SRF verknüpft „Gredig direkt“ und „Focus“: Talkformate wachsen ab 2026 zusammen

SRF baut ab 2026 Synergien zwischen den Talkformaten „Gredig direkt“ und „Focus“ auf. Künftig werden Inhalte plattformübergreifend im TV, Radio und als Podcast verfügbar sein.

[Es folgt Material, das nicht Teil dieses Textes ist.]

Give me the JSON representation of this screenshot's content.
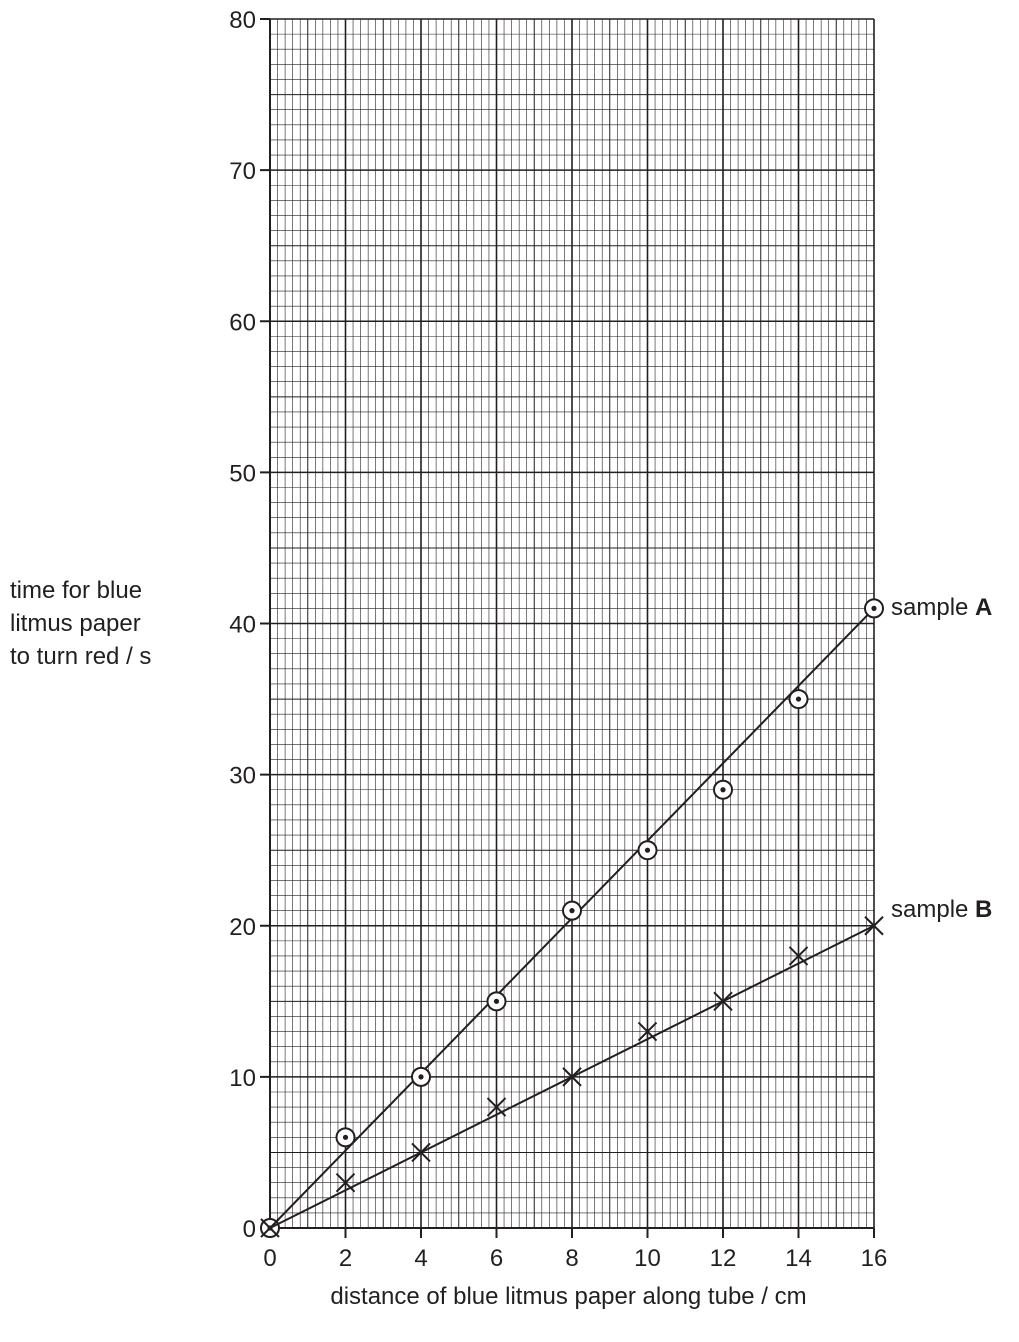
{
  "chart_data": {
    "type": "scatter",
    "xlabel": "distance of blue litmus paper along tube / cm",
    "ylabel_lines": [
      "time for blue",
      "litmus paper",
      "to turn red / s"
    ],
    "xlim": [
      0,
      16
    ],
    "ylim": [
      0,
      80
    ],
    "x_ticks": [
      0,
      2,
      4,
      6,
      8,
      10,
      12,
      14,
      16
    ],
    "y_ticks": [
      0,
      10,
      20,
      30,
      40,
      50,
      60,
      70,
      80
    ],
    "grid": true,
    "series": [
      {
        "name": "sample A",
        "label_prefix": "sample",
        "label_letter": "A",
        "marker": "circle-dot",
        "x": [
          0,
          2,
          4,
          6,
          8,
          10,
          12,
          14,
          16
        ],
        "y": [
          0,
          6,
          10,
          15,
          21,
          25,
          29,
          35,
          41
        ],
        "line_of_best_fit": [
          [
            0,
            0
          ],
          [
            16,
            41
          ]
        ]
      },
      {
        "name": "sample B",
        "label_prefix": "sample",
        "label_letter": "B",
        "marker": "cross",
        "x": [
          0,
          2,
          4,
          6,
          8,
          10,
          12,
          14,
          16
        ],
        "y": [
          0,
          3,
          5,
          8,
          10,
          13,
          15,
          18,
          20
        ],
        "line_of_best_fit": [
          [
            0,
            0
          ],
          [
            16,
            20
          ]
        ]
      }
    ]
  },
  "colors": {
    "ink": "#231f20",
    "background": "#ffffff"
  }
}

Die Massnahme ist Teil des strategischen Unternehmensprojekts „SRF 4.0“ und stärkt die Präsenz beider Talkformate über mehrere Kanäle hinweg.

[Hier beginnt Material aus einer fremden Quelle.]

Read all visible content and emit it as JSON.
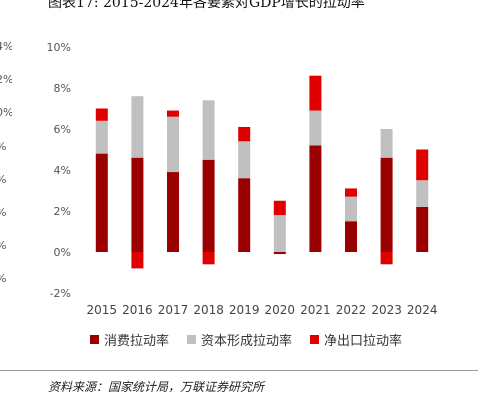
{
  "title": "图表17:  2015-2024年各要素对GDP增长的拉动率",
  "source": "资料来源：国家统计局，万联证券研究所",
  "left_clipped_ticks": [
    "4%",
    "2%",
    "0%",
    "%",
    "%",
    "%",
    "%",
    "%"
  ],
  "chart_data": {
    "type": "bar",
    "stacked": true,
    "categories": [
      "2015",
      "2016",
      "2017",
      "2018",
      "2019",
      "2020",
      "2021",
      "2022",
      "2023",
      "2024"
    ],
    "series": [
      {
        "name": "消费拉动率",
        "color": "#9b0000",
        "values": [
          4.8,
          4.6,
          3.9,
          4.5,
          3.6,
          -0.1,
          5.2,
          1.5,
          4.6,
          2.2
        ]
      },
      {
        "name": "资本形成拉动率",
        "color": "#c0c0c0",
        "values": [
          1.6,
          3.0,
          2.7,
          2.9,
          1.8,
          1.8,
          1.7,
          1.2,
          1.4,
          1.3
        ]
      },
      {
        "name": "净出口拉动率",
        "color": "#e00000",
        "values": [
          0.6,
          -0.8,
          0.3,
          -0.6,
          0.7,
          0.7,
          1.7,
          0.4,
          -0.6,
          1.5
        ]
      }
    ],
    "ylim": [
      -2,
      10
    ],
    "yticks": [
      -2,
      0,
      2,
      4,
      6,
      8,
      10
    ],
    "ytick_labels": [
      "-2%",
      "0%",
      "2%",
      "4%",
      "6%",
      "8%",
      "10%"
    ],
    "grid": false,
    "legend": "bottom"
  }
}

In „Gredig direkt“ empfängt Urs Gredig wöchentlich Gäste aus Politik, Wirtschaft, Gesellschaft und Sport. Auch im SRF-Talk „Focus“ auf Radio SRF 3 stehen Persönlichkeiten im Mittelpunkt – im Gespräch mit verschiedenen Hosts. Beide Formate richten sich an ein ähnliches Publikum und ergänzen sich thematisch.

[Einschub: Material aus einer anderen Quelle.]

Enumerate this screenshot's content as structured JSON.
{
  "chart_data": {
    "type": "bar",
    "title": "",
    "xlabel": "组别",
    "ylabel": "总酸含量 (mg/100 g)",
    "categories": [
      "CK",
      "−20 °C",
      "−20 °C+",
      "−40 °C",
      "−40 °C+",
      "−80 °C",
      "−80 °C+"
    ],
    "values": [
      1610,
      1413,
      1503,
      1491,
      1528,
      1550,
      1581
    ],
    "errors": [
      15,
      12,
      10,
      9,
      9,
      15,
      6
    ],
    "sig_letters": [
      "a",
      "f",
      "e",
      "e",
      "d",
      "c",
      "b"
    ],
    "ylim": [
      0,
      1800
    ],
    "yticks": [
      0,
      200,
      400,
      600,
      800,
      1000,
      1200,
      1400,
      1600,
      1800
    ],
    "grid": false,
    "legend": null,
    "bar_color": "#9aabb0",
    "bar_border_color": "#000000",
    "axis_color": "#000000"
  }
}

Ab 2026 werden die beiden Sendungen stärker miteinander verknüpft. Dadurch entstehen neue Möglichkeiten in der Gästeplanung, Produktion und Distribution. Zuschauer und Hörer können die Gespräche künftig plattformübergreifend verfolgen – im Fernsehen, im Radio und als Podcast.

„Gredig direkt“ neu auch im Radio und als Podcast

Die Neuausrichtung sieht vor, dass von den 36 geplanten „Gredig direkt“-Talks künftig zehn zusätzlich auf Radio SRF 3 ausgestrahlt werden. Alle Gespräche werden zudem als Podcast abrufbar sein.

Im Gegenzug erscheint der Radiotalk „Focus“ künftig 26-mal pro Jahr statt bisher 45-mal. Während der Sommermonate erhält das Format jedoch fünf zusätzliche TV-Ausgaben, die im Juli und August ausgestrahlt werden. So wird „Focus“ auch im Fernsehen präsenter und für ein breiteres Publikum sichtbar.

Neues Host-Team bei „Focus“

Das Moderationsteam von „Focus“ wird im Zuge der Umstrukturierung ebenfalls neu aufgestellt. Ab 2026 bilden Judith Wernli und Stefan Büsser das feste Duo.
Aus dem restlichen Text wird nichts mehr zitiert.